There are other reasons, as well, to question the idea that China’s migrant workers represent a major threat to state political stability. One lies in the fact that the lay-offs aren’t likely to create a widely felt sense of desperation among the nongmingong. As noted in a report recently released by China’s Bureau of Statistics, the vast majority of those who were laid-off still have land at home that they can farm. My own experience in a small Henan village over chun jie (Spring Festival/Chinese New Year) reinforces the survey’s findings. Laid-off migrant workers there weren't delighted to be jobless, but neither were they completely devastated. One young nongmingong's comment on the matter sums up the way most of China's migrant workers seem to be approaching their newfound unemployment: “job or no job, as long as I have land to farm there is no problem.”
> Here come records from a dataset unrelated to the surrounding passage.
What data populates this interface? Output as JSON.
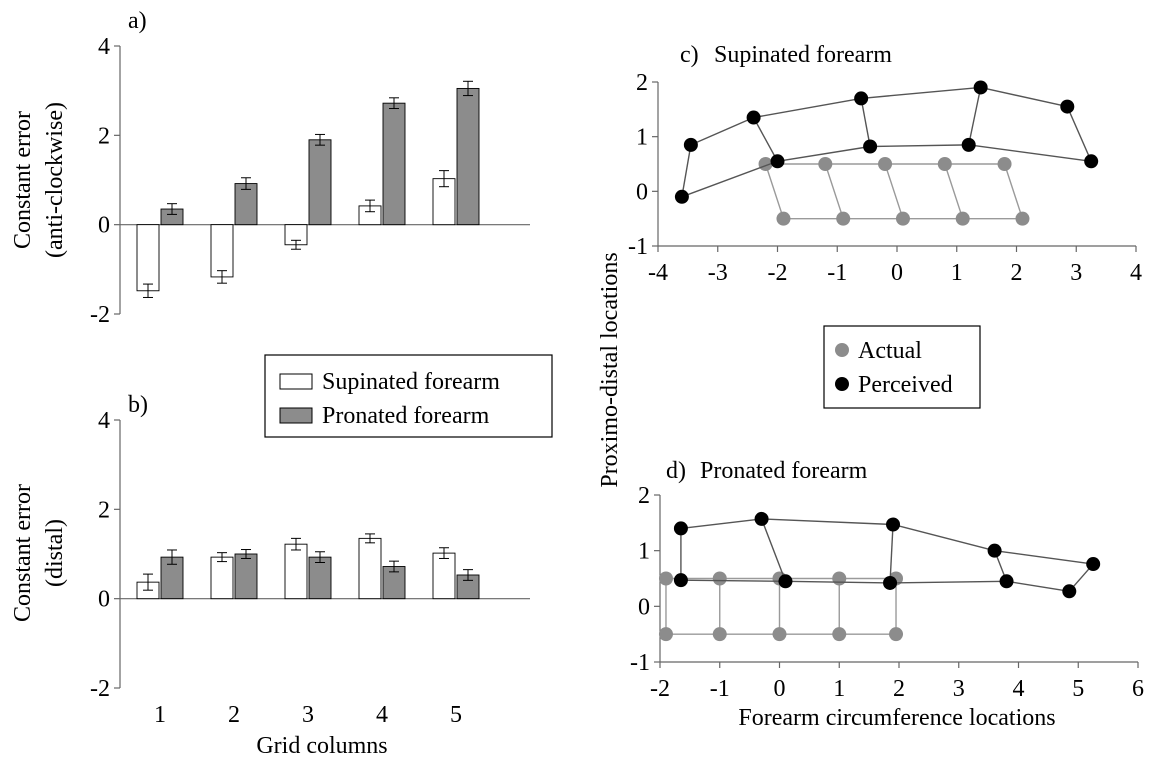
{
  "colors": {
    "supinated_bar": "#ffffff",
    "pronated_bar": "#8c8c8c",
    "actual_point": "#8c8c8c",
    "perceived_point": "#000000",
    "actual_line": "#9a9a9a",
    "perceived_line": "#555555"
  },
  "shared_labels": {
    "bar_xlabel": "Grid columns",
    "scatter_ylabel": "Proximo-distal locations",
    "scatter_xlabel": "Forearm circumference locations"
  },
  "legends": {
    "bar": [
      "Supinated forearm",
      "Pronated forearm"
    ],
    "scatter": [
      "Actual",
      "Perceived"
    ]
  },
  "chart_data": [
    {
      "panel": "a)",
      "type": "bar",
      "title": "",
      "ylabel_lines": [
        "Constant error",
        "(anti-clockwise)"
      ],
      "xlabel": "",
      "categories": [
        "1",
        "2",
        "3",
        "4",
        "5"
      ],
      "ylim": [
        -2,
        4
      ],
      "yticks": [
        "4",
        "2",
        "0",
        "-2"
      ],
      "series": [
        {
          "name": "Supinated forearm",
          "values": [
            -1.48,
            -1.17,
            -0.45,
            0.42,
            1.03
          ],
          "errors": [
            0.15,
            0.14,
            0.1,
            0.13,
            0.18
          ]
        },
        {
          "name": "Pronated forearm",
          "values": [
            0.35,
            0.92,
            1.9,
            2.72,
            3.05
          ],
          "errors": [
            0.12,
            0.13,
            0.12,
            0.12,
            0.16
          ]
        }
      ]
    },
    {
      "panel": "b)",
      "type": "bar",
      "title": "",
      "ylabel_lines": [
        "Constant error",
        "(distal)"
      ],
      "xlabel": "Grid columns",
      "categories": [
        "1",
        "2",
        "3",
        "4",
        "5"
      ],
      "ylim": [
        -2,
        4
      ],
      "yticks": [
        "4",
        "2",
        "0",
        "-2"
      ],
      "series": [
        {
          "name": "Supinated forearm",
          "values": [
            0.37,
            0.93,
            1.22,
            1.35,
            1.02
          ],
          "errors": [
            0.18,
            0.1,
            0.13,
            0.1,
            0.12
          ]
        },
        {
          "name": "Pronated forearm",
          "values": [
            0.93,
            1.0,
            0.93,
            0.72,
            0.53
          ],
          "errors": [
            0.16,
            0.1,
            0.12,
            0.12,
            0.12
          ]
        }
      ]
    },
    {
      "panel": "c)",
      "type": "scatter",
      "title": "Supinated forearm",
      "xlim": [
        -4,
        4
      ],
      "ylim": [
        -1,
        2
      ],
      "xticks": [
        "-4",
        "-3",
        "-2",
        "-1",
        "0",
        "1",
        "2",
        "3",
        "4"
      ],
      "yticks": [
        "2",
        "1",
        "0",
        "-1"
      ],
      "series": [
        {
          "name": "Actual",
          "rows": [
            [
              [
                -2.2,
                0.5
              ],
              [
                -1.2,
                0.5
              ],
              [
                -0.2,
                0.5
              ],
              [
                0.8,
                0.5
              ],
              [
                1.8,
                0.5
              ]
            ],
            [
              [
                -1.9,
                -0.5
              ],
              [
                -0.9,
                -0.5
              ],
              [
                0.1,
                -0.5
              ],
              [
                1.1,
                -0.5
              ],
              [
                2.1,
                -0.5
              ]
            ]
          ]
        },
        {
          "name": "Perceived",
          "rows": [
            [
              [
                -3.45,
                0.85
              ],
              [
                -2.4,
                1.35
              ],
              [
                -0.6,
                1.7
              ],
              [
                1.4,
                1.9
              ],
              [
                2.85,
                1.55
              ]
            ],
            [
              [
                -3.6,
                -0.1
              ],
              [
                -2.0,
                0.55
              ],
              [
                -0.45,
                0.82
              ],
              [
                1.2,
                0.85
              ],
              [
                3.25,
                0.55
              ]
            ]
          ]
        }
      ]
    },
    {
      "panel": "d)",
      "type": "scatter",
      "title": "Pronated forearm",
      "xlim": [
        -2,
        6
      ],
      "ylim": [
        -1,
        2
      ],
      "xticks": [
        "-2",
        "-1",
        "0",
        "1",
        "2",
        "3",
        "4",
        "5",
        "6"
      ],
      "yticks": [
        "2",
        "1",
        "0",
        "-1"
      ],
      "series": [
        {
          "name": "Actual",
          "rows": [
            [
              [
                -1.9,
                0.5
              ],
              [
                -1.0,
                0.5
              ],
              [
                0.0,
                0.5
              ],
              [
                1.0,
                0.5
              ],
              [
                1.95,
                0.5
              ]
            ],
            [
              [
                -1.9,
                -0.5
              ],
              [
                -1.0,
                -0.5
              ],
              [
                0.0,
                -0.5
              ],
              [
                1.0,
                -0.5
              ],
              [
                1.95,
                -0.5
              ]
            ]
          ]
        },
        {
          "name": "Perceived",
          "rows": [
            [
              [
                -1.65,
                1.4
              ],
              [
                -0.3,
                1.57
              ],
              [
                1.9,
                1.47
              ],
              [
                3.6,
                1.0
              ],
              [
                5.25,
                0.76
              ]
            ],
            [
              [
                -1.65,
                0.47
              ],
              [
                0.1,
                0.45
              ],
              [
                1.85,
                0.42
              ],
              [
                3.8,
                0.45
              ],
              [
                4.85,
                0.27
              ]
            ]
          ]
        }
      ]
    }
  ]
}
For some, the reality that the economic crisis has led to far fewer job opportunities for migrant workers still hasn’t set in. “Sure, it was the direct cause of my being laid off, but there must be opportunities in other cities,” they think. This thought process may seem naïve, but it is entirely understandable when placed within the context of the typical nongmingong’s life. Migrant work is, by nature, both transitory and nomadic. The disappearance and reappearance of jobs is a part of the migrant worker’s reality; one that rarely has a conspicuous underlying logic. Those in the floating population who haven’t quite come to terms with the full effect of the economic crisis won’t be overly frustrated until they have traveled to several cities, exhausted their list of contacts, and find themselves still unable to locate a job. Only at that point will they realize that their inability to find employment isn’t due to a run of bad luck, but rather due to the breakdown of the global financial system. By then, months, maybe even years, will have passed, the economy will (according to projections by Ben Bernanke and the Federal Reserve) be on the upswing, and the Chinese government will have had ample time to react to the crisis.
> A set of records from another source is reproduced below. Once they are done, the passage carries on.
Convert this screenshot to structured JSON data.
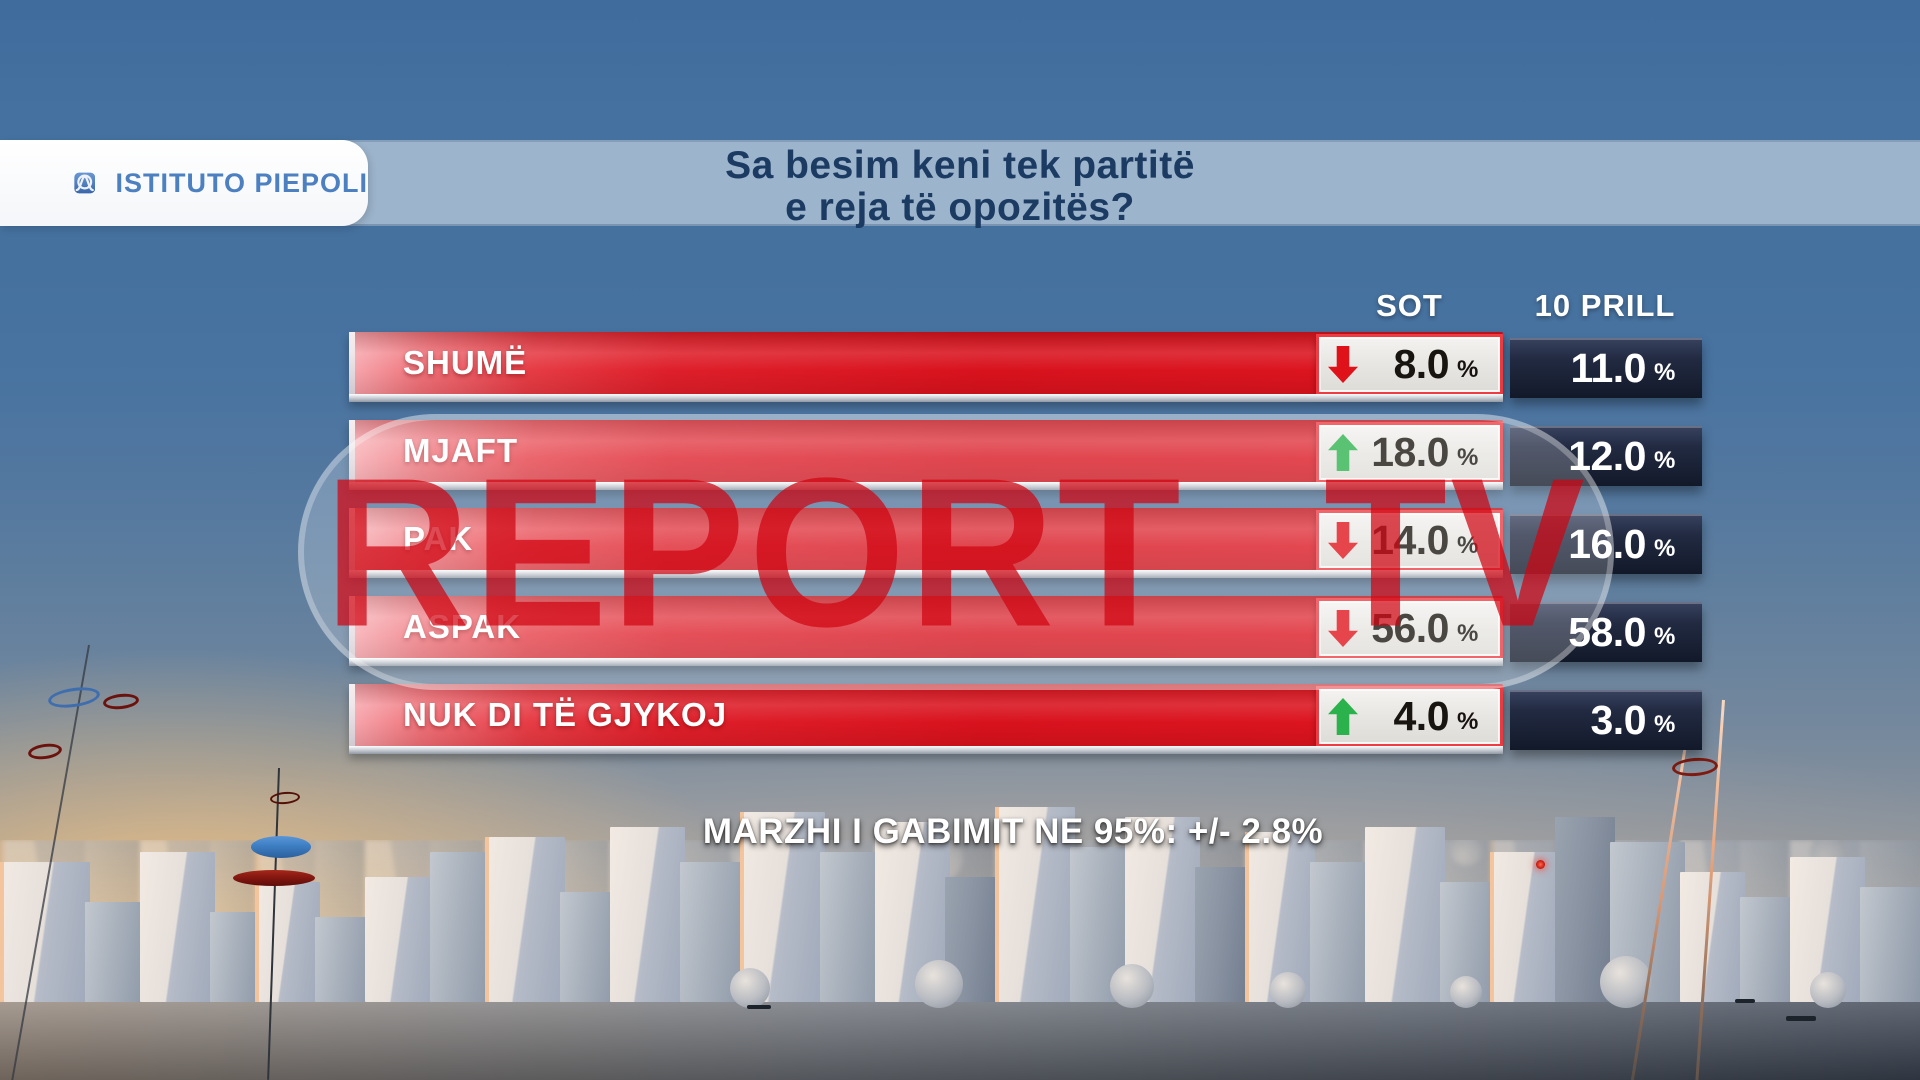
{
  "branding": {
    "institute": "ISTITUTO PIEPOLI",
    "watermark": {
      "part1": "REPORT",
      "part2": "TV"
    }
  },
  "title": {
    "line1": "Sa besim keni tek partitë",
    "line2": "e reja të opozitës?"
  },
  "table": {
    "col_sot": "SOT",
    "col_prill": "10 PRILL",
    "unit": "%",
    "rows": [
      {
        "label": "SHUMË",
        "trend": "down",
        "sot": "8.0",
        "prill": "11.0"
      },
      {
        "label": "MJAFT",
        "trend": "up",
        "sot": "18.0",
        "prill": "12.0"
      },
      {
        "label": "PAK",
        "trend": "down",
        "sot": "14.0",
        "prill": "16.0"
      },
      {
        "label": "ASPAK",
        "trend": "down",
        "sot": "56.0",
        "prill": "58.0"
      },
      {
        "label": "NUK DI TË GJYKOJ",
        "trend": "up",
        "sot": "4.0",
        "prill": "3.0"
      }
    ]
  },
  "footer": {
    "margin_note": "MARZHI I GABIMIT NE 95%: +/- 2.8%"
  },
  "icons": {
    "trend_down": "down-arrow",
    "trend_up": "up-arrow",
    "logo_icon": "bell-curve-in-circle"
  },
  "colors": {
    "bar_red": "#d8121d",
    "box_navy": "#1a2238",
    "trend_up_green": "#2cb24c",
    "trend_down_red": "#df1119",
    "title_navy": "#1c3b63",
    "watermark_red": "#d00410"
  },
  "chart_data": {
    "type": "table",
    "title": "Sa besim keni tek partitë e reja të opozitës?",
    "categories": [
      "SHUMË",
      "MJAFT",
      "PAK",
      "ASPAK",
      "NUK DI TË GJYKOJ"
    ],
    "series": [
      {
        "name": "SOT",
        "values": [
          8.0,
          18.0,
          14.0,
          56.0,
          4.0
        ]
      },
      {
        "name": "10 PRILL",
        "values": [
          11.0,
          12.0,
          16.0,
          58.0,
          3.0
        ]
      }
    ],
    "trend_vs_10_prill": [
      "down",
      "up",
      "down",
      "down",
      "up"
    ],
    "unit": "%",
    "note": "MARZHI I GABIMIT NE 95%: +/- 2.8%"
  }
}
Indeed, the Chinese government has already begun to respond to the issue of mass unemployment within the migrant labor class. Its method of doing so is the topic of our next post, so I won’t go into great detail here. I will, though, report that it seems to have struck the right chord with the nongmingong. My own research has yielded countless examples of migrant workers who find hope in Beijing’s attention to their plight. Hope, of course, is not necessarily eternal. Ultimately, the government will have to make good on its promises or face the prospect of millions of migrant workers who are not only jobless but also frustrated at the inability of their leaders to aid them. As long, however, as the nongmingong believe the government is doing its best to address their needs, they aren’t likely to engage in any form of collective political violence.
There are, without a doubt, reasons for the world at-large, and the Chinese central government in particular, to be concerned about the implications of large-scale migrant unemployment for state political stability. The likelihood of the nongmingong presenting a viable threat to the continued leadership of the CCP, however, is extremely minimal. There will be more “mass incidents” this year than last, social unrest in general will rise, and there is the distinct possibility that migrant workers may “piggy-back” onto other protests initiated by college students or other dissatisfied Chinese citizens. None of this bodes well for the Chinese government. Neither, though, does it equate to a political doomsday for the CCP.